5.3 Web Epistemology
Komputer telah merevolusi epistemologi, dan yang paling Web dari semua. Gerakan e-science telah terbukti sangat menarik. Filosofis, metode ilmiah telah terbukti sulit untuk memakukan, tapi ini sebagian karena logis struktur penelitian dan kesimpulan yang pasti dirusak oleh manusia dan sifat kolektif dari proses, yang berarti bahwa sosial proses, proses politik dan heuristik penemuan setidaknya sebagai penting sebagai logika. Salah satu tujuan dari Web adalah untuk memfasilitasi diskusi rasional ide-ide, bukan jenis serangan ad hominem yang membentuk agak terlalu banyak dari apa yang secara longgar disebut perdebatan. Dan kedua, Web memiliki struktur desentralisasi radikal.

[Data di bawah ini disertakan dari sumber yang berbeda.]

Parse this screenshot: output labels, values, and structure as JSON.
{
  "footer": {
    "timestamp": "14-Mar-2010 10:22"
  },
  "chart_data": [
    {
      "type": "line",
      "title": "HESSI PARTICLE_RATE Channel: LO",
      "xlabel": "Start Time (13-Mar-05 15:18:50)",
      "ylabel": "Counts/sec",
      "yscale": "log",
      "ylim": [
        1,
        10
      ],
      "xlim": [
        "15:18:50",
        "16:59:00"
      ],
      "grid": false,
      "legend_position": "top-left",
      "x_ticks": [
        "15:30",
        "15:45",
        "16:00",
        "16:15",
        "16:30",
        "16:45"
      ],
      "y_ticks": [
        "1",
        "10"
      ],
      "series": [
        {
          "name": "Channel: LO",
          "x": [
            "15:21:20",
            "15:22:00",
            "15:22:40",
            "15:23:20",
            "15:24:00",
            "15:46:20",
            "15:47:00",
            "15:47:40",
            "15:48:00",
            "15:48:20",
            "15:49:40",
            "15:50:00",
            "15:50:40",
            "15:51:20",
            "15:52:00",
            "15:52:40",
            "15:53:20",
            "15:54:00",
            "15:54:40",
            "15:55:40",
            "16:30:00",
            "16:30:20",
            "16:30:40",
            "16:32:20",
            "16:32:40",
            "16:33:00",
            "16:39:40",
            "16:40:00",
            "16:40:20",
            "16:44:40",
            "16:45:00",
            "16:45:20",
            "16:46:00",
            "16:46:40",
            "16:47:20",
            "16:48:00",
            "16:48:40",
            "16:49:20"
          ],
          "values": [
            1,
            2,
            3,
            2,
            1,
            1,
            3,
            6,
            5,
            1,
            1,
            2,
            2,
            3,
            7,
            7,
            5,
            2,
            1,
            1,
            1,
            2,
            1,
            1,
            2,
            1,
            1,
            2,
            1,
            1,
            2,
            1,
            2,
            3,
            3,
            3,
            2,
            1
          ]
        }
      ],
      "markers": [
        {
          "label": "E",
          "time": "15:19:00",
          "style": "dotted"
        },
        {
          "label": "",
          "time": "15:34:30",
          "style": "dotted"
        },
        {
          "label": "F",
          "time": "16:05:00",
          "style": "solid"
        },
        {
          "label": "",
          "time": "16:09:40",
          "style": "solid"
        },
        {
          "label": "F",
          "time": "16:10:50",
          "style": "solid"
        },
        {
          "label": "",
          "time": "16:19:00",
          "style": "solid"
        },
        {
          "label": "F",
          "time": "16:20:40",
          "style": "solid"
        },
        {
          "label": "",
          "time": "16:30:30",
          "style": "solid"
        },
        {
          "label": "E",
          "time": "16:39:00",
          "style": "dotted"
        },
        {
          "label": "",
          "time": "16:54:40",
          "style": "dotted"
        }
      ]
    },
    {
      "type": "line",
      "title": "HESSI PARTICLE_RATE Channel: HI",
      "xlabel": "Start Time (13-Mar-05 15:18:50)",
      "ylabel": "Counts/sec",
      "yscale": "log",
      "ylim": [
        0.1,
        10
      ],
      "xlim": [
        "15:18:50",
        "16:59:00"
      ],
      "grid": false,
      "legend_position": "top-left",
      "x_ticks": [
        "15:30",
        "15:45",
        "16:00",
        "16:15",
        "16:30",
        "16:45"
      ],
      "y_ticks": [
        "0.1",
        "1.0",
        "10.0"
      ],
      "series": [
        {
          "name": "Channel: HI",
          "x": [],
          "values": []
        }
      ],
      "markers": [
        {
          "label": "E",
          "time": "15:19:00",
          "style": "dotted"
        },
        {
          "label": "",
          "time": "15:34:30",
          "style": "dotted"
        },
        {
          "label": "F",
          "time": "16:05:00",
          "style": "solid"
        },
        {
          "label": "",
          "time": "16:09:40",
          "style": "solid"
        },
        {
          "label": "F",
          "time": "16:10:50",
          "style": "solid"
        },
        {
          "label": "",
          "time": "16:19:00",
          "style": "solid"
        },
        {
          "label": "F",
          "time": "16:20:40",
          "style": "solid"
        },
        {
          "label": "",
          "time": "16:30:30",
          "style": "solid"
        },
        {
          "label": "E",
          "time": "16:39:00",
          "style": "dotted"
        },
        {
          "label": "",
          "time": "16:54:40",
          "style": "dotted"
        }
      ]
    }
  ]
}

Kesimpulan dari bab 5.1-5.3 yaitu Dalam dunia pengolahan mesin dan interoperabilitas data, banyak penggunaan atau wacana adalah secara otomatis oleh komputer. Untuk alasan itu, tidak jelas bahwa definisi dalam kata-kata, atau kode, atau menggunakan cukup spesifik, tidak akan cukup untuk dijabarkan istilah untuk Web Semantic dengan akurasi yang cukup untuk memungkinkan deduksi logis untuk mengambil tempat. 

Cukup sekian penjelasan dari saya kurang lebih nya mohon maaf Wassalamualaikum Warahmatullah Wabarakatuh.

Sumber:
1.      Buku A FRAMEWORK FOR WEB SCIENCE.